Rares sont les oeuvres japonaises qui ont osé évoquer de face les métiers liés à la mort. On peut citer le superbe film Departures de Yojiro Takita, ou encore la tentative ratée qu'est Epitaph côté manga, mais de manière les métiers de la mort, vus d'un mauvais oeil au Japon, restent très rarement abordés. Alors quand on voit arriver un manga comme Toutes nos condoléances, qui nous offre en personnage principal un jeune homme devenu récemment croque-mort, on est forcément intrigué.

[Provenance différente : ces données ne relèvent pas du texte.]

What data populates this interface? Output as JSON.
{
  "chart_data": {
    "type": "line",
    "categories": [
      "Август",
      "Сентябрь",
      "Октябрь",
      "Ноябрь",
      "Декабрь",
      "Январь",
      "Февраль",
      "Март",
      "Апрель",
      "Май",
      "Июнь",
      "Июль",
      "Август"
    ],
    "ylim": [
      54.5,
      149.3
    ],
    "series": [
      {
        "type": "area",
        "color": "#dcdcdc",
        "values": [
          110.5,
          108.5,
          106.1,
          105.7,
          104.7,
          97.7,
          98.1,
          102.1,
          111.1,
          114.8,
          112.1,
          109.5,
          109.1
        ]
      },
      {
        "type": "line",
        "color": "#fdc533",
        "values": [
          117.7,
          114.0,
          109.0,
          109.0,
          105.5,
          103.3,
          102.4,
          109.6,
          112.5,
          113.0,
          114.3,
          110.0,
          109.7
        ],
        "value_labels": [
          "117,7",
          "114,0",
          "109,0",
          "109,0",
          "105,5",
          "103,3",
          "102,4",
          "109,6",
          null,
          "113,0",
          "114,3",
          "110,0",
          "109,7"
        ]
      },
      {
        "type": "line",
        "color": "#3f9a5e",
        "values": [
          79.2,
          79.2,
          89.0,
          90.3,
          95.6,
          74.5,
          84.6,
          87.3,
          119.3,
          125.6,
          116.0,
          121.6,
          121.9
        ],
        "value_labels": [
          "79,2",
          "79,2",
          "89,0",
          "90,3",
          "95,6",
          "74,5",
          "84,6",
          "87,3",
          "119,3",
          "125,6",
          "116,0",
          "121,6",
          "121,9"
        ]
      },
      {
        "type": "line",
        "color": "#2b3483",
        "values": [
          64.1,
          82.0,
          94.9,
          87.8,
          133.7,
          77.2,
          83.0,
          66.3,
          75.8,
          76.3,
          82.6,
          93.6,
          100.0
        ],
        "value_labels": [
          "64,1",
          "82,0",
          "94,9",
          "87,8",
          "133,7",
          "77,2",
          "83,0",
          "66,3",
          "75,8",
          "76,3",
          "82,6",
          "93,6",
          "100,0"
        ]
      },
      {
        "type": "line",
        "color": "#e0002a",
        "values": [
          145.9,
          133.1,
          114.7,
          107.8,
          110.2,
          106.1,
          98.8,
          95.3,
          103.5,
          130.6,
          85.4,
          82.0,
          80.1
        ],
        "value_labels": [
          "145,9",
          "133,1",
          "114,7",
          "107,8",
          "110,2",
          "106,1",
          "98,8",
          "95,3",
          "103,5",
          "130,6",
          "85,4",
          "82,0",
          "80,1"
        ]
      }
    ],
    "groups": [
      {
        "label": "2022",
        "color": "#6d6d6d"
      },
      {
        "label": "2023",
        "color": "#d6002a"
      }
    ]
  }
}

Toutes nos condoléances, c'est donc l'histoire de Jirô Mito, qui, après avoir raté ses examens d'entrée à la fac, est contraint d'intégrer l'entreprise familiale aux côtés de son père, bien qu'il n'en ait aucunement l'envie. Et pour cause : l'entreprise n'est autre qu'une petite société de pompes funèbres, le genre de travail qui vaut à ceux qui l'occupent d'être rejetés par tous. Au fil des missions, Jirô va pourtant être amené à changer de mentalité vis-à-vis de son travail, beaucoup plus humain qu'il ne le pense...

Les premiers chapitres se consacrent à des missions typiques : quelqu'un est mort, les endeuillés téléphone aux pompes funèbres, et Jirô doit alors s'occuper d'organiser tout l'après-mort, du cercueil jusqu'à la cérémonie funèbre. C'est l'occasion pour lui d'expérimenter les difficultés propres à son travail : faire face aux morts qui sont parfois atroces (l'exemple du cadavre retrouvé en mer), rester sobre face aux endeuillés pour éviter de leur manquer de respect... et se prendre des remarques parfois très dures à encaisser de la part des personnes endeuillées, qui voient dans ces croque-mort profitant du malheur d'autrui pour s'enrichir.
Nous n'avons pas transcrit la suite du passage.